しかし、そんな苦悩を抱え込んでいるミレーユよりも、切実に困っていたのがナイルだった。
テーブルに広げられた反物を見つめ、なにやらブツブツと呟いている。
「ドリスの一族なら……、いえ、あの一族にはもう手一杯の量を依頼してあるわ」
「ナ、ナイルさん?」
完全に目が据わっている。
普段、なにごとにも冷静な彼女が、ここまで追い込まれるに至った原因は、ひとえにミレーユにあった。
カインがミレーユとの婚姻を早急に指示したときから、その準備は粛々と進められていた。
何十社という商会を呼び寄せ、ドレス生地の買い付け、衣装に縫い付ける宝石の研磨、大量のドレスを仕立てるに足る優秀な針子の手配。
それらは完ぺきだった――――はずが、落とし穴は予想外なところにあった。
「あの……、私もお手伝いさせていただきますので、そのように思い詰めないでください」
千着のドレス。その五分の一にあたる依頼を一手に引き受けるはずのお針子が、よりにもよって名を隠し、母国で針仕事を行っていたミレーユ自身だったのだ。
商会からは、正式な依頼を受ける前にドレイク王国を訪れてしまったため、ミレーユもお針子の名簿を見たときは驚いた。
「いいえ! 竜王の花嫁となられる方に、そのような真似はさせられません!」
この件に関して、ナイルは頑なだった。
竜族にとって、竜王の花嫁はなにより尊ばれる存在。
なんでも、花嫁のいない竜王は邪竜となり、世界に害を与えかねないのだという。
つまり花嫁は世界を救っているのも同義。
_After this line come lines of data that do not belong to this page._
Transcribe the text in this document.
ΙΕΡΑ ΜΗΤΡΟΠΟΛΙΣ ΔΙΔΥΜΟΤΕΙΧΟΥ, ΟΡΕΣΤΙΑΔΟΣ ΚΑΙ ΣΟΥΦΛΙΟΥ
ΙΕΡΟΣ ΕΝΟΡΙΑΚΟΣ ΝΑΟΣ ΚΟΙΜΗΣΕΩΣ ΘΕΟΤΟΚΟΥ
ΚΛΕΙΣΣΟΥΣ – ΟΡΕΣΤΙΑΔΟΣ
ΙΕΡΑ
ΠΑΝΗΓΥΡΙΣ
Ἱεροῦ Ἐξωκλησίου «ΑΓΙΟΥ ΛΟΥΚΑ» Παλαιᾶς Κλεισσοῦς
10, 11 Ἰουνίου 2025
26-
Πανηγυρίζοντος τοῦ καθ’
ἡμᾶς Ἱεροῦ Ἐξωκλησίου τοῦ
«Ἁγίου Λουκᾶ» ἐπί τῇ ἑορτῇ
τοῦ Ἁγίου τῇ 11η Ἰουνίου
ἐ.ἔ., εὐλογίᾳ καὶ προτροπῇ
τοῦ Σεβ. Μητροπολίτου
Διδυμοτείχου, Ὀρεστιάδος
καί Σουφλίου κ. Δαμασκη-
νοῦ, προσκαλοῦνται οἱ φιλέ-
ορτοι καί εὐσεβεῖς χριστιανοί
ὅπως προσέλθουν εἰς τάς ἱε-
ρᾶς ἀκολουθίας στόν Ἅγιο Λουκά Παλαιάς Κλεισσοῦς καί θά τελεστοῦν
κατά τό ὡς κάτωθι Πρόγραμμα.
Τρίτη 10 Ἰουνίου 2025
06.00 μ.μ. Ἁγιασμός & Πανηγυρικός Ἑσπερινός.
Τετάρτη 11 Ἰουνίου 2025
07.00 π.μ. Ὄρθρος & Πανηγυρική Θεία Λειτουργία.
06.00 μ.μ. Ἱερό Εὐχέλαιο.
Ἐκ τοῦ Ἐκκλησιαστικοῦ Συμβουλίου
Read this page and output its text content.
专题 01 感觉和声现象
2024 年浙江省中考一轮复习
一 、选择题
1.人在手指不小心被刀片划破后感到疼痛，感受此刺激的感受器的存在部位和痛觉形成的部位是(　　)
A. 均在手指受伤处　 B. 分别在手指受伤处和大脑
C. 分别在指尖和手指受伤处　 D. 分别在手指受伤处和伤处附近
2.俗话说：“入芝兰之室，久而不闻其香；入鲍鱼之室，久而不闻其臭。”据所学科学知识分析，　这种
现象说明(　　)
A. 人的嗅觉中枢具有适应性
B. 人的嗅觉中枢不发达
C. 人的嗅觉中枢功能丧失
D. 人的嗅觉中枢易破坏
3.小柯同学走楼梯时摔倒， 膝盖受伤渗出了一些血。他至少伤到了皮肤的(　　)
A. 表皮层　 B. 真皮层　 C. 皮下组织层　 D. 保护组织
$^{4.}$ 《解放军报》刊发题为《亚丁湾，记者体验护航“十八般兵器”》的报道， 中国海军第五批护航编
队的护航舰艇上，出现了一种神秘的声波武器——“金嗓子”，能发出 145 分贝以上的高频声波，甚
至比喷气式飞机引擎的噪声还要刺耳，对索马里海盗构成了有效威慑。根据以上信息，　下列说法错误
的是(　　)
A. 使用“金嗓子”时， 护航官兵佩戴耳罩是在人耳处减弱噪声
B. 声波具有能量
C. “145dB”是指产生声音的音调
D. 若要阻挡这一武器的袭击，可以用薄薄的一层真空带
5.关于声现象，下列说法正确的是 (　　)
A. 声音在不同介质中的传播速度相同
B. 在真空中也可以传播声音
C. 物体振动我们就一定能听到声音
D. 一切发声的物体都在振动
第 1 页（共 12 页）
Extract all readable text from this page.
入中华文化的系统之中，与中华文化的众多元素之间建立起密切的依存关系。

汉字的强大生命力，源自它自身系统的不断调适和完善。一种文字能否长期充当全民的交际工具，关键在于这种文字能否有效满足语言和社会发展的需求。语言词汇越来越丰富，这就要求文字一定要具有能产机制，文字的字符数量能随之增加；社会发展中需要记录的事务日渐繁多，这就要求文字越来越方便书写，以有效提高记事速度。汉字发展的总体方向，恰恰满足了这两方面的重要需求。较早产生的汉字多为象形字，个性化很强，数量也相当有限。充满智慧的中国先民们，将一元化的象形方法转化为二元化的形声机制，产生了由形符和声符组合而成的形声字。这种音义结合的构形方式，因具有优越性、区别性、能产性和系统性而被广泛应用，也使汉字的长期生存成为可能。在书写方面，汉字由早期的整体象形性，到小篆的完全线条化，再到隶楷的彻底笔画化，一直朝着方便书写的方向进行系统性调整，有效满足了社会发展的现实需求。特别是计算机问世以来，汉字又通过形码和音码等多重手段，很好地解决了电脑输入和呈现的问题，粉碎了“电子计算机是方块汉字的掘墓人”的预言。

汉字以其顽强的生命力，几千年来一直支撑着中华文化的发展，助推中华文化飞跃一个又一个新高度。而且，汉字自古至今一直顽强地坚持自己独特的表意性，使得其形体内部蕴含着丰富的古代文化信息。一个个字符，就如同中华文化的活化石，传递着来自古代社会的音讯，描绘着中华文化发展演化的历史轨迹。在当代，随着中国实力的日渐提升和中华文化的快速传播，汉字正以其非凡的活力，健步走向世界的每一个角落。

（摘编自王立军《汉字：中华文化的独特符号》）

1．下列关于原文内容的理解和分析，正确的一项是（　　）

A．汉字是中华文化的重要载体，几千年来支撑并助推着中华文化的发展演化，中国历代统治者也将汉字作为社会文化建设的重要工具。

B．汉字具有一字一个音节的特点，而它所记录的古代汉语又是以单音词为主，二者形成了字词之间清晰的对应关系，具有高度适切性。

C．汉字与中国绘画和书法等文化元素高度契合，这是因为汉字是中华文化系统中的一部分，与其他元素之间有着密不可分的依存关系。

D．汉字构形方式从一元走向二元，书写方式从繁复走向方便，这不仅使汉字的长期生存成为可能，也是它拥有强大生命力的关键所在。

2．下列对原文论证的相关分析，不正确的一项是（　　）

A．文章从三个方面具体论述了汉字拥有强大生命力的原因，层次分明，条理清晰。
大量の手仕事をさせるなど言語道断らしい。
ならばと、ミレーユは言い方を変える。
「では、せめて私に依頼されるはずだったという受注書だけでもお見せいただけないでしょうか? 母国にも腕の立つお針子はおりますし、物によっては商会長さんとお話しして、そちらに受注をお願いすることもできるかと」
こちらも必死だった。
このままでは、ミレーユが依頼を快諾する見込みで仕事を引き受けてくれたライナス商会にまで迷惑が掛かってしまう。
(それだけは避けたいわ。昔からいろいろと便宜を図っていただいた方ですし)
懇願を含んだ提案が効いたのか、ナイルはすぐにでもライナス商会の会長を登城させるよう、手配してくれると言ってくれた。